At first glance, a work such as Stuart Wortley's 1863-65 albumen print A Wave Rolling In reveals nothing special, but to his audience the foamy crest arrested in midcurl was a revelation. So popular was instantaneous photography that some shots were faked to create the illusion; an 1860 shot of a juggler is an elaborate ruse, with the balls planted in place by composite printing.
In 1872, Muybridge, an Englishman who had immigrated to the United States and made his way to San Francisco, showed people an entirely new way to perceive reality. Working on a commission from railroad baron and racing buff Leland Stanford, Muybridge set out to prove that all four of a horse's feet leave the ground simultaneously at one point during a trot. Muybridge set up a bank of cameras to take photographs at a high speed (faster than 1/1000th of a second, he claimed) as Stanford's prized race horses tripped wires connected to the shutters. The images showed the hooves entirely off the ground at the same time, something no eye had ever been quick enough to confirm unaided. Even more intriguing was the sequence of photographs. Project them on a spinning disc that Muybridge called a zoopraxiscope, and the illusion of motion was created. Next step: cinema.

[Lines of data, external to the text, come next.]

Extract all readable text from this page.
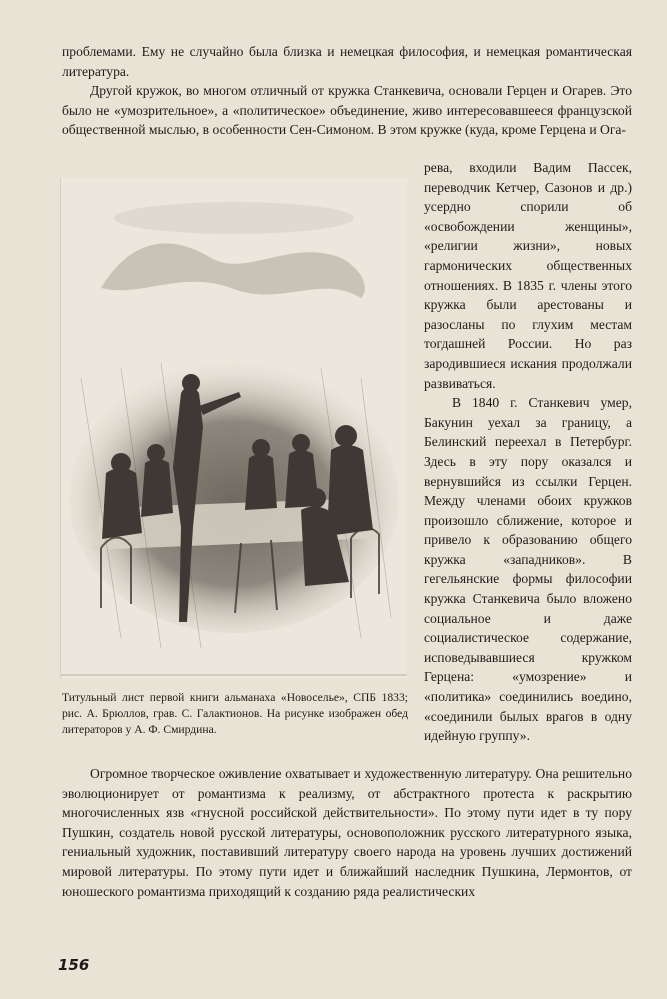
проблемами. Ему не случайно была близка и немецкая философия, и немецкая романтическая литература.

Другой кружок, во многом отличный от кружка Станкевича, основали Герцен и Огарев. Это было не «умозрительное», а «политическое» объединение, живо интересовавшееся французской общественной мыслью, в особенности Сен-Симоном. В этом кружке (куда, кроме Герцена и Ога-

рева, входили Вадим Пассек, переводчик Кетчер, Сазонов и др.) усердно спорили об «освобождении женщины», «религии жизни», новых гармонических общественных отношениях. В 1835 г. члены этого кружка были арестованы и разосланы по глухим местам тогдашней России. Но раз зародившиеся искания продолжали развиваться.

В 1840 г. Станкевич умер, Бакунин уехал за границу, а Белинский переехал в Петербург. Здесь в эту пору оказался и вернувшийся из ссылки Герцен. Между членами обоих кружков произошло сближение, которое и привело к образованию общего кружка «западников». В гегельянские формы философии кружка Станкевича было вложено социальное и даже социалистическое содержание, исповедывавшиеся кружком Герцена: «умозрение» и «политика» соединились воедино, «соединили былых врагов в одну идейную группу».

Титульный лист первой книги альманаха «Новоселье», СПБ 1833; рис. А. Брюллов, грав. С. Галактионов. На рисунке изображен обед литераторов у А. Ф. Смирдина.

Огромное творческое оживление охватывает и художественную литературу. Она решительно эволюционирует от романтизма к реализму, от абстрактного протеста к раскрытию многочисленных язв «гнусной российской действительности». По этому пути идет в ту пору Пушкин, создатель новой русской литературы, основоположник русского литературного языка, гениальный художник, поставивший литературу своего народа на уровень лучших достижений мировой литературы. По этому пути идет и ближайший наследник Пушкина, Лермонтов, от юношеского романтизма приходящий к созданию ряда реалистических

156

In addition to a generous selection of Muybridge's motion studies with horses and other animals (goats, birds, dogs), people (acrobats, gymnasts, a man turning an orange in his hand), "Time Stands Still" also includes several of Muybridge's zoopraxiscope discs and a reconstruction of his projection mechanism that the viewer can hand crank to create a shadowy gallop across a darkened wall. The works of some of Muybridge's less-famous contemporaries contain aesthetic pleasures of their own. Particularly beautiful is Ottomar Anschütz's 1884 nine-image sequence of storks landing at their nest.
The exhibit comes with a excellent book/catalog by guest curator Phillip Prodger (and published by Oxford) and a number of related events, including a slide talk (Feb. 20 at 7pm) by Rebecca Sonit, author of Rivers of Shadows: Eadweard Muybridge and the Technological Wild West, and a symposium (May 3). "Time Stands Still" also serves as a kind of belated restitution by the university. In 1877, Stanford published Muybridge's sequence photos as The Horse in Motion, but did not list Muybridge as the author. The photographer objected vociferously, and the collaboration with Stanford dissolved in rancor.